Comme chaque jour, lorsque mon état le permet, je vais écrire ponctuellement toute la journée. Mais sur quoi, je n'en sais rien. Qu'est-ce qui va me traverser l'esprit aujourd'hui, sur quoi aurais-je envie de m'arrêter, quelle pensée, quel sentiment ? Je sais simplement que mon rendez-vous avec mon psychiatre n'a pas eu lieu hier, celui-ci s'étant emmêlé les pinceaux dans ses rendez-vous. Du coup, la séance est reportée à cet après-midi. Enfin, ce week-end il va falloir que je m’attelle à trouver parmi tous mes papiers, il y en a des cartons entiers, les documents dont j'aurai besoin pour créer mon dossier de demande de logement social. Il ne s'agit pas de grand chose, juste le documents concernant mon invalidité et ma reconnaissance d'adulte handicapé, mais impossible de savoir où je les ai mis. De même, il faudra que je fasse des copies des rapports des médecins qui concernent mon état médical et imprimer la fiche de mes ressources financières. Après, une fois le dossier créé et déposé, comme le disent beaucoup, ce sera à la grâce de dieu, ou de mes relations.

Bref, j'écris, certes, mais ce que je raconte n'est guère passionnant. C'est comme s'il manquait du tragique, mais le tragique qui est derrière ces mots, vous le connaissez par cœur, et moi-aussi.

Comme hier, je n'ai envie de m'attarder sur rien en particulier, pour ainsi ne penser à rien. Pour ce faire, à chaque nouvelle heure je prends un calmant, le fameux Xanax, ce qui fera qu'aujourd'hui, au lieu des six qui me sont prescrits journellement, j'en prendrai aux alentours de dix, un peu plus ou un peu moins, cela dépendra de mon état psychologique.
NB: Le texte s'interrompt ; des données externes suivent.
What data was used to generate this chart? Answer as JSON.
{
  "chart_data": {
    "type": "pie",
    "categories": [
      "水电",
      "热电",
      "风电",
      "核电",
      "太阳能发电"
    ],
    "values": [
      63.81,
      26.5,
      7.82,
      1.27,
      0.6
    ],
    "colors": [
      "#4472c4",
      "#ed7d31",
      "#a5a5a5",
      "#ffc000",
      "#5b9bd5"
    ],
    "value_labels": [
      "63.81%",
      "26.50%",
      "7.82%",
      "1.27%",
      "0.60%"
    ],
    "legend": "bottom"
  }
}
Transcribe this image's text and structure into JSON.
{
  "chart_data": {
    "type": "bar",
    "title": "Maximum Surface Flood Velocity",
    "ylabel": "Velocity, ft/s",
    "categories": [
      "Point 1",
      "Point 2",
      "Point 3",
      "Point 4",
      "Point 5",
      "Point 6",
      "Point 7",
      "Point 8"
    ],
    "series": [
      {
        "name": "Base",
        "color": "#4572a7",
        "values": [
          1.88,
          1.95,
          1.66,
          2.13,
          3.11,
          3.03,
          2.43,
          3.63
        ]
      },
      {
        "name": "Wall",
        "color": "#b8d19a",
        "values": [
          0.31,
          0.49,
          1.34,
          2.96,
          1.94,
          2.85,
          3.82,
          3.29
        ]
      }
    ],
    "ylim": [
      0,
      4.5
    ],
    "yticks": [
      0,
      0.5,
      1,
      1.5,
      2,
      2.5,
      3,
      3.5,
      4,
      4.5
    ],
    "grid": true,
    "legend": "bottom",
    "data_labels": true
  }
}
Effectivement, j'ai envie de me ressentir comme un flâneur, comme quelqu'un qui ferait les boutiques sans avoir l'intention d'achetter quoi que ce soit, regardant à droite, à gauche, sans s'arrêter véritablement sur quoi que ce soit, être un touriste qui, parce qu'il y a trop de choses à découvrir, comme par exemple à Paris, n'a enfin de compte pas le temps de s'attarder réellement sur ce qu'il voit. Bref, c'est être dans le superficielle, l'état que je recherche pour moi en ce jour, sans doute pour ne pas focaliser sur ma maladie, sur ce qui s'annonce, me détacher, m'éloigner de moi-même, c'est donc une espèce de fuite. Pour autant, est-ce une fuite en avant ? Mais vers quoi alors ? Vers ma volonté, mon désir, que tout cela ne soit pas, ni cancer, ni complication de ce dernier ? Fuite envers mes craintes, ma peur de ce qu'il peut advenir et ce qui se passe actuellement ? Oui, je crois que c'est surtout de cela qu'il s'agit, de ma peur que je veux fuir. Mais bon, je suis parti dans ce délire aujourd'hui, c'est bien une forme de lâcheté, je le conçois très parfaitement, mais je m'octroie ce repos cette journée sans aucune anxiété, c'est ainsi que je la veux, c'est ainsi qu'elle se fera.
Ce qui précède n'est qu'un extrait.